The 30-year-old former Manchester United trainee skippered the Taysiders to a 3-1 victory over Rangers in Saturday’s semi-final clash at Ibrox. He is now looking forward to the first cup final of his career next month and explained that it will be an extra-special moment after his dark days at Hibernian. Rankin was frozen out by former Hibs manager Colin Calderwood and even told to stay away from their training base on the outskirts of Edinburgh before being 
released in 2011.

But after reigniting his career at Tannadice, Rankin insists he is not looking to send a message to Calderwood, who was sacked just four months into the 2011-12 season and is now out of work again after being dismissed as Norwich’s assistant alongside manager Chris Hughton last week.

He said: “There is nobody that I had to prove wrong apart from maybe one person – and to be honest, I don’t really care what he thinks. That’s life – you can’t please everybody and I’m not going to lose any sleep over it. I never have and I never will.”

Rankin did not feature at all for Hibs in his final four months in Leith but has made himself a mainstay at United under Jackie McNamara. “That is all about character,” he said. “When the chips are down you need to dig deep. At that time at Hibs, it was a hard time for me. I spent a lot of time myself in the gym on my own. But since I moved to United, I have never looked back.

“Everyone here, the players and the management team, are great and I get on with them. And with the supporters and the club in general, it’s a great place to work. I go in every day with a smile on my face and that makes a big difference. Now I’m 30 and going into my first cup final. I’m just loving the whole experience. The manager gave me the armband at Ibrox, and leading the team out in front of those fans on Saturday made the hairs on the back of my neck stand up. Getting to the stage in my career that I am at, I know I’m not going to have many more opportunities like this. If we can go to the cup final and come back with the trophy and a medal each it would be great. I’m desperate for that to happen. Growing up in Scotland, you dream of one thing and that is lifting the Scottish Cup.”
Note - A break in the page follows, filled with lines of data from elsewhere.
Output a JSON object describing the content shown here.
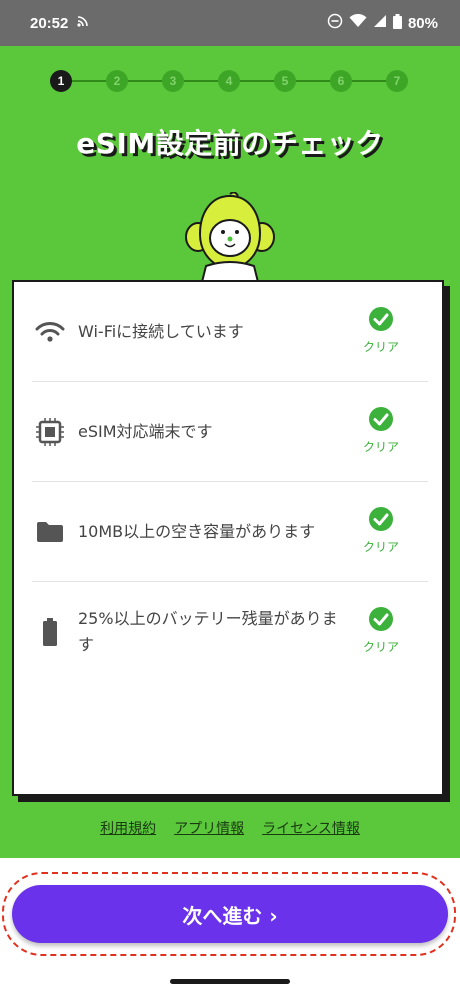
{
  "status_bar": {
    "time": "20:52",
    "battery": "80%"
  },
  "stepper": {
    "steps": [
      "1",
      "2",
      "3",
      "4",
      "5",
      "6",
      "7"
    ],
    "active": 1
  },
  "page": {
    "title": "eSIM設定前のチェック"
  },
  "checks": [
    {
      "text": "Wi-Fiに接続しています",
      "icon": "wifi-icon",
      "status": "クリア"
    },
    {
      "text": "eSIM対応端末です",
      "icon": "chip-icon",
      "status": "クリア"
    },
    {
      "text": "10MB以上の空き容量があります",
      "icon": "folder-icon",
      "status": "クリア"
    },
    {
      "text": "25%以上のバッテリー残量があります",
      "icon": "battery-icon",
      "status": "クリア"
    }
  ],
  "footer": {
    "terms": "利用規約",
    "app_info": "アプリ情報",
    "license": "ライセンス情報"
  },
  "actions": {
    "next_label": "次へ進む ›"
  },
  "colors": {
    "background": "#5bc83c",
    "accent": "#6a32ea",
    "check": "#3cb13b"
  }
}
The win was the highlight of United’s season so far but capped a miserable week for Rangers after last Sunday’s Ramsdens Cup final disappointment against Raith Rovers. Full-back Stevie Smith, who scored a first-half free-kick after two early goals by Stuart Armstrong and Gary Mackay-Steven put United ahead, said: “These two games are gone now. Although we are disappointed, we need to try to focus on the next game, which is Forfar at home on Tuesday. It will probably take us a day or two to get over this because we put a lot into it. But we need to move on.”
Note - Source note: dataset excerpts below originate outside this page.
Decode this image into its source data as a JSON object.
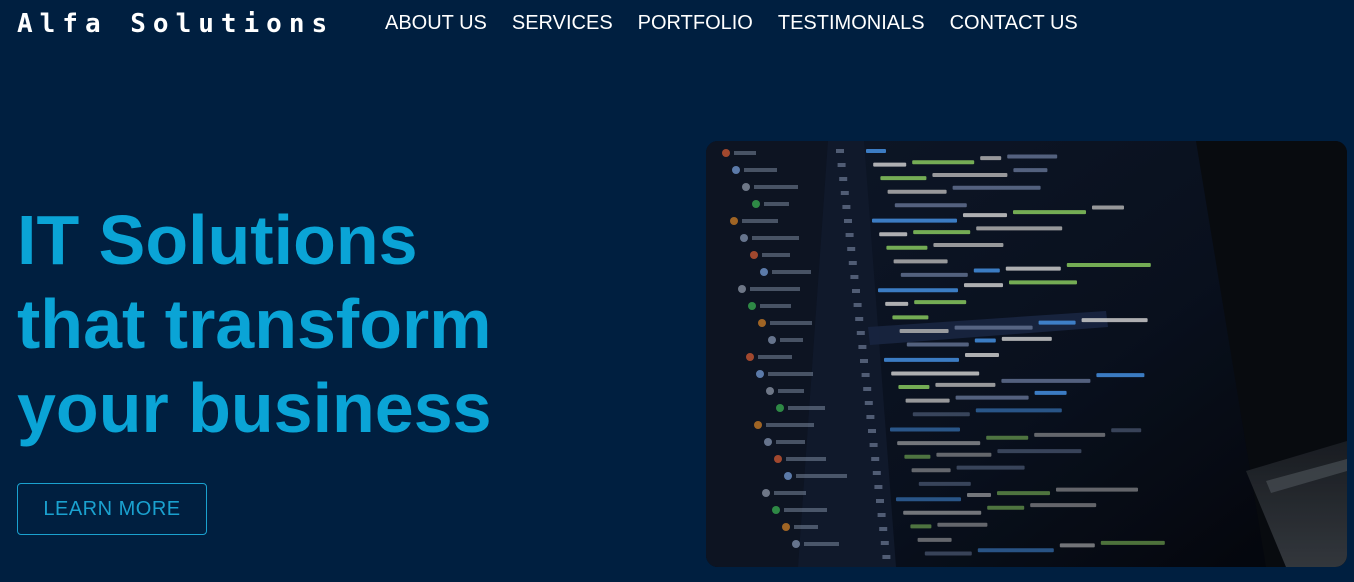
{
  "brand": {
    "name": "Alfa Solutions"
  },
  "nav": {
    "items": [
      {
        "label": "ABOUT US"
      },
      {
        "label": "SERVICES"
      },
      {
        "label": "PORTFOLIO"
      },
      {
        "label": "TESTIMONIALS"
      },
      {
        "label": "CONTACT US"
      }
    ]
  },
  "hero": {
    "headline_lines": [
      "IT Solutions",
      "that transform",
      "your business"
    ],
    "cta_label": "LEARN MORE",
    "image_subject": "laptop-screen-with-code"
  },
  "colors": {
    "background": "#001f40",
    "accent": "#0aa4d6",
    "text": "#ffffff"
  }
}
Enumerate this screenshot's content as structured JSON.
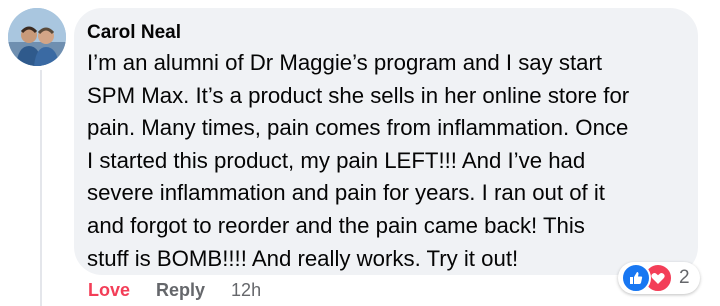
{
  "comment": {
    "author": "Carol Neal",
    "lines": [
      "I’m an alumni of Dr Maggie’s program and I say start",
      "SPM Max. It’s a product she sells in her online store for",
      "pain. Many times, pain comes from inflammation. Once",
      "I started this product, my pain LEFT!!! And I’ve had",
      "severe inflammation and pain for years. I ran out of it",
      "and forgot to reorder and the pain came back! This",
      "stuff is BOMB!!!! And really works. Try it out!"
    ],
    "reactions": {
      "icons": [
        "like-icon",
        "love-icon"
      ],
      "count": "2"
    },
    "actions": {
      "love_label": "Love",
      "reply_label": "Reply",
      "timestamp": "12h"
    }
  },
  "colors": {
    "bubble_bg": "#f0f2f5",
    "love_red": "#f33e58",
    "like_blue": "#1877f2",
    "secondary_text": "#65676b"
  }
}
Nadir Ciftci wrapped up the win after goalkeeper Steve Simonsen’s howler near the end, but Smith admitted the damage was already done after the 
Terrors were handed two first-half goals by Rangers mistakes. “Their movement was so dangerous,” he said. “We gave them two goals of a start and it was perfect for them. We had to open up and it left gaps and 
spaces. But even then we coped with it well and it was only at the end they got their third. That was the killer blow.”